A normal background of airborne conidia will be present at every collection recovery site, but the number of conidia can increase dramatically in the presence of moldy objects. Using aseptic techniques can drastically reduce their presence. We cannot hope to eliminate all the conidia, however, because as soon as cleaned objects are placed in air, they become contaminated with conidia from normal airspora.

The greatest threat to mold-free objects or objects that have been decontaminated is cross-contamination from moldy objects, contaminated materials, and airborne conidia. Contaminated materials include anything that may have come in contact with the moldy objects, such as packing cases or boxes, packing materials, gloves, brushes, and other tools used during cleaning, and even the surfaces they are put on for cleaning.

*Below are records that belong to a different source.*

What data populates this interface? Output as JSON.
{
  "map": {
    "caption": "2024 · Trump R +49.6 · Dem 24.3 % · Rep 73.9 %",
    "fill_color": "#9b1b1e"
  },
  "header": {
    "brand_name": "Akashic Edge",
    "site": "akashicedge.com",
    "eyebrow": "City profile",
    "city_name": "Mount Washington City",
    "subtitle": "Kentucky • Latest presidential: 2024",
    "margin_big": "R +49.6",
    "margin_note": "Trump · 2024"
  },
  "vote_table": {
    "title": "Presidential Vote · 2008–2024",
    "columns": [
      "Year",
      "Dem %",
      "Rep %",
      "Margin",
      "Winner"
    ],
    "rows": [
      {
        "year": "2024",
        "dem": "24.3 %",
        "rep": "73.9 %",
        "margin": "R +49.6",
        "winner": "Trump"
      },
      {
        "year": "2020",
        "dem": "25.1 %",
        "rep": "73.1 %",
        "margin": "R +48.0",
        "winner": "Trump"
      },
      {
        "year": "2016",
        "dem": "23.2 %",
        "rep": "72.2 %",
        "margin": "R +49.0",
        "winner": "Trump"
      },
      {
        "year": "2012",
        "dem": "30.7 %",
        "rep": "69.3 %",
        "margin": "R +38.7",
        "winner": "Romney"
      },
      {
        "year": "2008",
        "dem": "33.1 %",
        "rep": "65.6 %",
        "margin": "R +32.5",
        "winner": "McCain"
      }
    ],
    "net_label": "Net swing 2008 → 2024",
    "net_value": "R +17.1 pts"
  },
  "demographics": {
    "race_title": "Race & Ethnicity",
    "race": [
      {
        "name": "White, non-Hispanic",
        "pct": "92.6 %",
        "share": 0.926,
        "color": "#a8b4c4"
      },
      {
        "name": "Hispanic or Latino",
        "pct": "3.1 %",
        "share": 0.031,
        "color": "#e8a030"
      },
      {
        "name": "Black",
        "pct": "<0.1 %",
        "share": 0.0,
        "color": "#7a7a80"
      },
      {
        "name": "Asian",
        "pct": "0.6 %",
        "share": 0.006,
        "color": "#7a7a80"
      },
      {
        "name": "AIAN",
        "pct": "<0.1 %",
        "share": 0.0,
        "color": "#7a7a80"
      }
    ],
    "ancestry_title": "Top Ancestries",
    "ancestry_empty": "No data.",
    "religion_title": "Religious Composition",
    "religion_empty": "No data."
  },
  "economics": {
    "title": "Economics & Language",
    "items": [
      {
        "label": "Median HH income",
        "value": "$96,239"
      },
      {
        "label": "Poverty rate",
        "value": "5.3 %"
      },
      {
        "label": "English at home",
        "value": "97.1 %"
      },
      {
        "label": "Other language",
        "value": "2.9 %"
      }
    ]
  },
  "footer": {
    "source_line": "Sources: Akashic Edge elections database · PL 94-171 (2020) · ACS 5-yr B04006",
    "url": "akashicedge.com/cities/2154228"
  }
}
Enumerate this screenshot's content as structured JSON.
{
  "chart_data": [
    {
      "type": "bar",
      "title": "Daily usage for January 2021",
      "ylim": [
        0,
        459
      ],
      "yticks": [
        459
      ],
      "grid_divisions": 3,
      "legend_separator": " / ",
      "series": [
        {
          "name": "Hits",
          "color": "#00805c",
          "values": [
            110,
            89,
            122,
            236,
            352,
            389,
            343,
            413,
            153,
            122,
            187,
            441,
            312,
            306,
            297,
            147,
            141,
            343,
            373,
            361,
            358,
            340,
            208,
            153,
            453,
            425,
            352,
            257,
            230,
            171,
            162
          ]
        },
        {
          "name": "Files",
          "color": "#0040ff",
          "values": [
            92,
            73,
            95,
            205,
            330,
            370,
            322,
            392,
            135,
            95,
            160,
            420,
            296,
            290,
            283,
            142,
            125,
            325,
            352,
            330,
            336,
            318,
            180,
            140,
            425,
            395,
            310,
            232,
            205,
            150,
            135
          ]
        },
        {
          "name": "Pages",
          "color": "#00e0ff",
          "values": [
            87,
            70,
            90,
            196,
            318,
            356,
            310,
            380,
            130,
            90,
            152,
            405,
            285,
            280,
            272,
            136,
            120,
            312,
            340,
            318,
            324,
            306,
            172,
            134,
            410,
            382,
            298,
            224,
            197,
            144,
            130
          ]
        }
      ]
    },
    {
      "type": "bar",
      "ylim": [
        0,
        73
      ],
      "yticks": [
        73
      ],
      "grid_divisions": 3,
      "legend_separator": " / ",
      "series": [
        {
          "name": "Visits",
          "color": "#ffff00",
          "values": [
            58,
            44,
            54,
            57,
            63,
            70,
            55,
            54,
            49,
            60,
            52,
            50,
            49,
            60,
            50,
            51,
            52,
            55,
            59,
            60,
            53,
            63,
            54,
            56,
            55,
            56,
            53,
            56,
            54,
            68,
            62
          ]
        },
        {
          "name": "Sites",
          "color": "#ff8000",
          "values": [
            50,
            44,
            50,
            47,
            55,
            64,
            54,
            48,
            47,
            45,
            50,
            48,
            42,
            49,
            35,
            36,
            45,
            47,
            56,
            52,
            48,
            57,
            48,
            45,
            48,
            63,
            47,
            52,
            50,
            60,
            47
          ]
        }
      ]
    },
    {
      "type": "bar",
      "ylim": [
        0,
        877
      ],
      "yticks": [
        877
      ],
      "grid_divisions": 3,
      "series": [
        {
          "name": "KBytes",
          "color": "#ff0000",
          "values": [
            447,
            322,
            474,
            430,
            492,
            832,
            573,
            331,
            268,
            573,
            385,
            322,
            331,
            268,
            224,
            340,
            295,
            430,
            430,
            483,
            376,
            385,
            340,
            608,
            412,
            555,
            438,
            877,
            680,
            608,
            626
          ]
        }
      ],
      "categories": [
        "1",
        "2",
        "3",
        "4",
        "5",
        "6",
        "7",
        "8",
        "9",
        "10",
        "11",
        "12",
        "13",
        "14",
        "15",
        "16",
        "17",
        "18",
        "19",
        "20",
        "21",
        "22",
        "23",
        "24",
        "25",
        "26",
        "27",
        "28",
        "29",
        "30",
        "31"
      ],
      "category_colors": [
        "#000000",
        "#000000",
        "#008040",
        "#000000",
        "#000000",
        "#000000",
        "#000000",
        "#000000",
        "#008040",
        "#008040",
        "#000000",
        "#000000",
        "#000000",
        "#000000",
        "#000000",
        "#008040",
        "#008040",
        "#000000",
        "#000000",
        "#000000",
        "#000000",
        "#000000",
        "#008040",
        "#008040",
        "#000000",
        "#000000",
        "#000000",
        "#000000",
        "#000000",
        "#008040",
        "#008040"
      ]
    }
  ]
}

Most aseptic technique steps are simple and logical, but they require a new awareness in our procedures. The following is a preliminary list of steps to improve aseptic technique:

  1. Cover moldy and wet or damp objects with water-permeable material during transport or storage. If the objects are dry, they can be placed in clear polyethylene bags. Do not reuse packing materials unless they have been decontaminated.
  2. Isolate moldy objects from those that are not moldy.
  3. Reduce air movement in the storage or cleaning area.
  4. Keep the work area free of contamination. Wipe table surfaces with disposable cloths dampened with 70% ethyl alcohol or a commercial disinfectant. An exhausting fume hood is desirable for cleaning dry moldy objects, but if one is not available, there are alternatives, such as an elephant trunk or a vacuum cleaner tube adjacent to the cleaning activities that exhausts into HEPA filters external to the work room.In mycological laboratories the fume hood is decontaminated by wiping it down with 70% ethyl alcohol and or treating it with ultraviolet lights at night when staff members are not present. These lights also have external UV reflector shields that are pulled down during UV treatment to protect the staff's eyes.
  5. Make sure vacuums deposit conidia and debris onto filters. A series of filters with different pore sizes is efficient because the coarse filter will capture large material, and the last filter, the HEPA filter, captures the conidia. The exhaust of the vacuum should not allow air movement around the cleaning site. Exhaust the vacuum into an adjacent room, or use a central vacuum system. If the vacuum does not use a HEPA filter, attach one to its exhaust.
  6. During cleaning, place the moldy object on a sheet of inexpensive paper that can be folded into itself and disposed of after the object is cleaned. Select a paper with the right electrostatic nature; it must attract the negatively charged conidia.
  7. Immediately after cleaning, place the cleaned, dry object in a labeled, clear polyethylene bag.
  8. Clean gloves during and after the cleaning of each moldy object. While the gloves are still on your hands, you can wipe them with a cloth dampened in an alcohol solution or commercial disinfectant, or you can wash your gloved hands in a disinfectant soap solution, followed by thorough water rinsing.
  9. Decontaminate tools during and after the cleaning of each moldy object. Vacuum brushes or zone collectors and hand tools can be washed with a 70% ethyl alcohol or isopropyl alcohol solution.
  10. Decontaminate packing materials, tools, paper, etc. that need to be reused by vacuuming, autoclaving, pressure cooking, oven heating, or using boiling water as appropriate.
  11. Remove garments, particulate masks, and gloves by turning them inside out and folding them into themselves before disposing of them in a designated container.
  12. Dispose contaminated wastepaper, gloves, etc. in such a way as to isolate the wastes and prevent conidia going into the air when the container is opened. Incineration of wastes is recommended.

Every collection recovery is unique, so methods and procedures will be specific to each situation, but the philosophy of aseptic technique should direct these methods or procedures.